Lontar.id– Donald Trump dikabarkan menderita kerugian Rp16 triliun. Periode kelabu itu dialaminya pada kurun 1985-1994. Presiden Amerika itu memang dikenal sebagai pebisnis di bidang hiburan serta properti.
Reuters yang melansir berita New York (NY) Times, menuding kerugian itu sengaja diciptakan demi menghindari pajak penghasilan. Hal itu bersamaan dengan laporan cetakan pajak Trump dari lembaga Layanan Penerimaan Pajak AS atau IRS yang diterima New York Times.
“Trump mengalami kerugian yang banyak sehingga dia bisa menghindari pembayaran pajak penghasilan selama delapan dari sepuluh tahun,” begitu dilansir Reuters mengutip NY Times pada Selasa (7/5/2019).
Dari laporan yang diterima, inti bisnis Trump yang meliputi bisnis hiburan dan penginapan seperti hotel mengalami kerugian sebesar USD1,17 miliar atau sekitar Rp16,7 triliun selama sepuluh tahun pada periode itu.
Gedung Putih belum menanggapi soal ini. Namun menurut NY Times, Trump melaporkan kerugian lebih dari US$250 juta atau sekitar Rp3.6 triliun pada 1990 dan 1991. Kerugian ini lebih dari dua kali lipat dibandingkan individu kaya lain yang tercatat dalam laporan sampling IRS.
NY Times dalam mengutip pernyataan pengacara Trump, Charles Harder, menilai laporan pajak sang presiden AS tidak akurat.

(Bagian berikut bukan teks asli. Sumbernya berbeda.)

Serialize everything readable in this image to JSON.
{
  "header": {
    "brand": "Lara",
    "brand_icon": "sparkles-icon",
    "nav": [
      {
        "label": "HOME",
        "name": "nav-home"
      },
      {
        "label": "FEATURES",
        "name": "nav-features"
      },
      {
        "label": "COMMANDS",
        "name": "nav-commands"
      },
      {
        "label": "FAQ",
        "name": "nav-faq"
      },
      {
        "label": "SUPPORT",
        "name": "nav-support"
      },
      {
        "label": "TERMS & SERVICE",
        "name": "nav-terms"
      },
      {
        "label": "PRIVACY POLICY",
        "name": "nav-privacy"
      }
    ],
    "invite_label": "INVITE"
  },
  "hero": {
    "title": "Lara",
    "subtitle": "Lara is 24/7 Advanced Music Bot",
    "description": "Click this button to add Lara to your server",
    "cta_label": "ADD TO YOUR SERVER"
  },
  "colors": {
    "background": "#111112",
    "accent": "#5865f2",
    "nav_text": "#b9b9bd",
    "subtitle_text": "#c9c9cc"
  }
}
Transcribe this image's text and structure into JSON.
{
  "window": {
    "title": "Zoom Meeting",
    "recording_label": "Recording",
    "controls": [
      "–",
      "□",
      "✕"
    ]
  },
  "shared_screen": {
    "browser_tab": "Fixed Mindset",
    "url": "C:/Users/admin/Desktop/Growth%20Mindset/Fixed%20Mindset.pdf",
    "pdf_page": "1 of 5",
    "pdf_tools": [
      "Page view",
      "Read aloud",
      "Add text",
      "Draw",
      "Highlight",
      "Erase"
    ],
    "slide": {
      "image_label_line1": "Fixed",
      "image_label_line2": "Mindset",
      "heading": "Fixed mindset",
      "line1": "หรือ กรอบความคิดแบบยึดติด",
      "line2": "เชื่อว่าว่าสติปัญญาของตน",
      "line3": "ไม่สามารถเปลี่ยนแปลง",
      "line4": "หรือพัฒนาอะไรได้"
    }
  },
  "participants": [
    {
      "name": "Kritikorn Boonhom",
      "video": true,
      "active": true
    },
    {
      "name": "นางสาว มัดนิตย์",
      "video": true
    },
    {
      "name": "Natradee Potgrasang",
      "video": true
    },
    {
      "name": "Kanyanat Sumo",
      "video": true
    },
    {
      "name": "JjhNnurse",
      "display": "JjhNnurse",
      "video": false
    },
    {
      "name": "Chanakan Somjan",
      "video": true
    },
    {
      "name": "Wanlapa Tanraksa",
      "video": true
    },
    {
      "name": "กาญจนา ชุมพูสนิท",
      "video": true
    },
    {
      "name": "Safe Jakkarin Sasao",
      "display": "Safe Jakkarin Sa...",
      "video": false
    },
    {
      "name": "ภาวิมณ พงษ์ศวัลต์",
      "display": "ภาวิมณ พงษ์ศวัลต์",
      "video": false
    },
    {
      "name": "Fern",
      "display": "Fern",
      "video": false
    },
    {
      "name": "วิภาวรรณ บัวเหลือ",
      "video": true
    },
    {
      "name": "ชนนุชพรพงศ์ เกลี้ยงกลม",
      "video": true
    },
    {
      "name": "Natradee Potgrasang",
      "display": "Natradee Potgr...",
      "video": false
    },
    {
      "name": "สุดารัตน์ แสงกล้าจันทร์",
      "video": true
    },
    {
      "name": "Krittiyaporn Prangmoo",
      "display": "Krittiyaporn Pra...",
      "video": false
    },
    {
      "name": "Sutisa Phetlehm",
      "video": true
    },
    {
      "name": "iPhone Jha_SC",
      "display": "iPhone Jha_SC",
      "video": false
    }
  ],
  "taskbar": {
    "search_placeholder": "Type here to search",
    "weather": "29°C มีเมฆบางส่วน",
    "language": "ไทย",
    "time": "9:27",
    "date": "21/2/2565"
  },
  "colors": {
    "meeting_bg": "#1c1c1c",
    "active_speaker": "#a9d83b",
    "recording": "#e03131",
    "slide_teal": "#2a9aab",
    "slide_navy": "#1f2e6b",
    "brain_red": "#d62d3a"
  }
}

Dia beralasan, sebelum era online, laporan pajak banyak yang tak mampu menyuguhkan data real. ” Sehingga tidak bisa memberikan gambaran mengenai jumlah pajak seseorang secara masuk akal,” kata Harder.
Selama ini, Trump, yang merupakan seorang konglomerat properti, mempromosikan keahlian negosiasi dan bisnisnya saat kampanye pemilihan Presiden 2016. Dia mengalahkan Hillary Clinton dari Partai Demokrat pada pilpres itu.
Trump enggan merilis laporan pajak pribadinya saat pilpres AS 2016. Ini bertentangan dengan tradisi pilpres AS selama ini. Alasannya, dia tidak bisa melakukan itu karena pajaknya sedang diaudit.